Deane J consequently wanted to ‘preclude completely the application of State defamation laws to impose liability in damages upon the citizen for the publication of statements about the official conduct or suitability of a member of the Parliament or other holder of high Commonwealth office.’ This was consistent with the minority judgment of Justice Goldberg, who held that ‘To impose liability for critical, albeit erroneous or even malicious, comments on official conduct would effectively resurrect “the obsolete doctrine that the governed must not criticize their governors.”’
Whilst I am sympathetic to Deane J’s view on the importance of free political discussion, it is limited. The government is not the only matter that it is important to discuss. Considering much political discussion revolves around political commentators, it may be of equal significance to discuss their views, and possible failings. It has been quite recently that, Andrew Bolt, the editor of the Australian Chris Mitchell, Australia’s richest man Andrew Forrest, and media commentator Melinda Tankard Reist have threatened defamation lawsuits against people who have criticised them. It is not just politicians whose actions may deserve close scrutiny, and, at times, harsh criticism.
What is not widely known is that, as Lord Reid noted, ‘repeating someone else’s libellous statement is just as bad as making the statement directly.’ If I were to repeat what was said about any of these people, I would be just as liable for defamation as if I were the original alleged defamer.
It is unpleasant being subjected to such harsh criticism, especially if one feels the criticism unwarranted. However, society suffers more severely when it is not free to discuss issues that it feels are of significance. I think a superior balance would be struck if political discussion, broadly construed, was entirely free of defamation laws. In other areas, the burden on the plaintiff should be increased they should have to prove: the defamatory statement was false, damages and common law malice. If it becomes difficult for a plaintiff to win a defamation lawsuit, it will at least become less effective as a threat.
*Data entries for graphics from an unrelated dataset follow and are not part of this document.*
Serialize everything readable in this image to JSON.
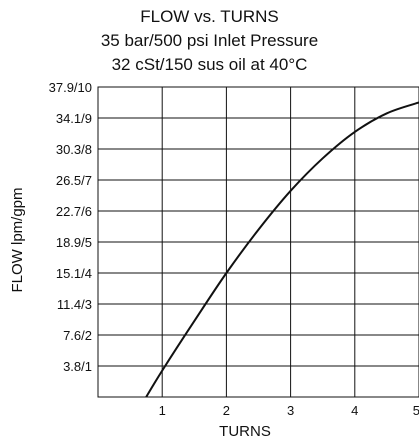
{
  "chart_data": {
    "type": "line",
    "title": [
      "FLOW vs. TURNS",
      "35 bar/500 psi Inlet Pressure",
      "32 cSt/150 sus oil at 40°C"
    ],
    "xlabel": "TURNS",
    "ylabel": "FLOW lpm/gpm",
    "xlim": [
      0,
      5
    ],
    "ylim": [
      0,
      10
    ],
    "x_ticks": [
      1,
      2,
      3,
      4,
      5
    ],
    "x_tick_labels": [
      "1",
      "2",
      "3",
      "4",
      "5"
    ],
    "y_ticks": [
      1,
      2,
      3,
      4,
      5,
      6,
      7,
      8,
      9,
      10
    ],
    "y_tick_labels": [
      "3.8/1",
      "7.6/2",
      "11.4/3",
      "15.1/4",
      "18.9/5",
      "22.7/6",
      "26.5/7",
      "30.3/8",
      "34.1/9",
      "37.9/10"
    ],
    "grid": true,
    "series": [
      {
        "x": [
          0.75,
          1.0,
          1.5,
          2.0,
          2.5,
          3.0,
          3.5,
          4.0,
          4.5,
          5.0
        ],
        "y": [
          0.0,
          0.85,
          2.45,
          4.0,
          5.4,
          6.65,
          7.7,
          8.55,
          9.15,
          9.5
        ]
      }
    ],
    "line_color": "#111111"
  }
}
In terms of freedom of speech, the difference between defamation laws and racial vilification laws is that the latter seem to be used far less often. Which is perhaps why the Bolt case saw no chilling effect. The different socioeconomic groups these laws are designed to protect seems to also be a significant difference. The Racial Discrimination Act is to defend racial minorities. Defamation laws protect the wealthy and powerful. Right-wing politicians and commentators are urging the right to offend and insult racial minorities. If they do not equally speak out in opposition to our defamation laws, we will know this is not because of their concern about freedom of speech in Australia.